What are risk factors of cervical cancer?

What are stages of cervical cancer?

Stage 0: This is early cancer stage where tumour present on the surface of the cervix in form of CIN 3. This stage, however, is not included in the FIGO system, as referred to as carcinoma in situ (CIS).

Stage I: This is stage of cervical cancer where no. of tumours are present in cervix but have not spread to surrounding tissue, lymph nodes, organs or distant body parts.

Stage II: This is advanced stage of cervical cancer, where the tumour begins to spread beyond the cervix and uterus but not invaded lower parts of the vagina or the pelvic walls.

Stage III: In this stage, the tumour begin to spread into the pelvic walls and even invade the lower part of the vagina. In this stage tumour may block ureter tubes that carry urine from the kidneys to the urinary bladder.

Stage IV: This is most advanced stage of cervical cancer where tumour spread into other parts of the body, including, bladder, rectum and other distant body parts.

Is there a test for cervical cancer?

Yes. A Pap test or Pap smear is the screening test for diagnosis of cervical cancer. During this test, the doctor collects cervix cells from vagina by using a device called as speculum. And then these cells are observed under microscope.

Pap smear is followed by biopsy, if abnormal cells are detected. During a biopsy test, the doctor removes piece of abnormal tissue from the cervix and observe it under “colposcope.”

What are treatment options for cervical cancer?

Cervical cancer treatment depends upon several factors such as – type and stage of cancer, possible side effects, and the woman’s preferences and overall health. The following treatment options are available at Oncoxpert cancer hospital.

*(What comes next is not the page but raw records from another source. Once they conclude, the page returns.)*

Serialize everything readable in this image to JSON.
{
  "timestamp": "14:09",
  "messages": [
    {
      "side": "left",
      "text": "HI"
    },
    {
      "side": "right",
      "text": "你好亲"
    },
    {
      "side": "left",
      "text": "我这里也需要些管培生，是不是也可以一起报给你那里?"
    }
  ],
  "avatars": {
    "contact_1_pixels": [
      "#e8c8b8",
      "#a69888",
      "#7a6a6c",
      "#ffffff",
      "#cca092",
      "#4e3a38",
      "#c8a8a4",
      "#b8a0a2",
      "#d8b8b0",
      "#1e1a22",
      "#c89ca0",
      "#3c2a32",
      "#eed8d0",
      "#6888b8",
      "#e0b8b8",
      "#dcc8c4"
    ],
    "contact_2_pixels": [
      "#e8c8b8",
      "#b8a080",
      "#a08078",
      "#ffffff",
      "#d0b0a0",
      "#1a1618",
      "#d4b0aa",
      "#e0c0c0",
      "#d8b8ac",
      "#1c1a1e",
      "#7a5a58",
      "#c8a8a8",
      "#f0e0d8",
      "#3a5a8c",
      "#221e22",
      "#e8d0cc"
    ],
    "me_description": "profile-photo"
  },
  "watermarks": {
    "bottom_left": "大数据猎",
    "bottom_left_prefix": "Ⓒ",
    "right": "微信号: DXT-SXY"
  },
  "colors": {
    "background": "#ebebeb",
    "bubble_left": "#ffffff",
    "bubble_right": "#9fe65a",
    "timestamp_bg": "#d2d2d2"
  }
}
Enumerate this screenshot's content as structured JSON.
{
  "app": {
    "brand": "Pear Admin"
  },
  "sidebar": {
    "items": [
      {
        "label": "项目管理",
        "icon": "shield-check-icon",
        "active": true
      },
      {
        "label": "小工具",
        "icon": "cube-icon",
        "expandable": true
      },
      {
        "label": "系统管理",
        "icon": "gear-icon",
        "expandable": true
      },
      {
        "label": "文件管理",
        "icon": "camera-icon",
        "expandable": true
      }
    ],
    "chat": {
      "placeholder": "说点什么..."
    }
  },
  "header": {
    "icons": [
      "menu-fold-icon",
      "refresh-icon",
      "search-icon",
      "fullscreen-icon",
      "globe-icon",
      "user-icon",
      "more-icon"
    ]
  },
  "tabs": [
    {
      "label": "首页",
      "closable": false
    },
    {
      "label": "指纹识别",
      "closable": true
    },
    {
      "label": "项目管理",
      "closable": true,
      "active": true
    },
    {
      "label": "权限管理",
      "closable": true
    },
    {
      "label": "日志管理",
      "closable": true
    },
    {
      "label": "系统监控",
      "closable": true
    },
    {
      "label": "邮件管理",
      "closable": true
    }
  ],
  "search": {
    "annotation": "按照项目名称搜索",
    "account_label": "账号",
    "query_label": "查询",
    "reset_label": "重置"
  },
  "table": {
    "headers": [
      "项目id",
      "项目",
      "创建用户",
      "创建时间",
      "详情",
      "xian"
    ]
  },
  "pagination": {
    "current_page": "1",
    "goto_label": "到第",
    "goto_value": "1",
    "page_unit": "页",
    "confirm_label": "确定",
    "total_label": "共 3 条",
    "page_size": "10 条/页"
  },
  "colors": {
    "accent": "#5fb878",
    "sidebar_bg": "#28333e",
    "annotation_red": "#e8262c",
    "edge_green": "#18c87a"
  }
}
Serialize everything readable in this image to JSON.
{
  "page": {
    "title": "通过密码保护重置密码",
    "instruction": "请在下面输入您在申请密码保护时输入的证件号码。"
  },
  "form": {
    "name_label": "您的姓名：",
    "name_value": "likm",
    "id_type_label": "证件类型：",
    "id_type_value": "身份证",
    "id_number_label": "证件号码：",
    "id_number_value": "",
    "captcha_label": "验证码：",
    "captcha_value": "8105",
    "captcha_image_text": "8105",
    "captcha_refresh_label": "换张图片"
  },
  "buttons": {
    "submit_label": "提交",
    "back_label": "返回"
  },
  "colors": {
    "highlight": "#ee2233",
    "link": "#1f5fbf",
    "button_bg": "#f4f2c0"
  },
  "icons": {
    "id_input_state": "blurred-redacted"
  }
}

  • Surgery : Goal of surgery is to remove tumour from cervix, uterus, and upper part of the vagina, called as “radical hysterectomy.” At Oncoxpert, we have highly skilled cervical cancer surgeons who uses most advanced methods to remove tumour. We use minimally invasive laparoscopic methods which causes minimal cuts in body and hence faster recovery of wounds.
  • Radiation therapy: Radiation kills cancer cells. It is performed after surgery to kill the remaining cancer cells and prevent chances of recurring cervical cancer.
  • Chemotherapy: In chemotherapy different drugs are used to kill the cancer cells. Usually chemotherapy and radiation therapy are given at the same time

What preparation need to do before Treatment?

Before going for cervical cancer treatment, you should ask following questions with your cancer doctor.

1. What are the benefits of this treatment? Is it likely to help me live longer? Will it reduce or prevent symptoms?

2. What are the downsides to this treatment?

3. Are there other options besides this treatment?

4. What happens if I do not have this treatment?

What is post treatment care for cervical cancer?

Once treatment is over, a women should do regular check-up to avoid chances of recurrence. Follow up tests can include screening exams, Pap tests, and X-rays. Also survivor may observe some side effects after long term. You must talk with your cancer doctor about these side effects. He can suggest you medication to manage these side effects.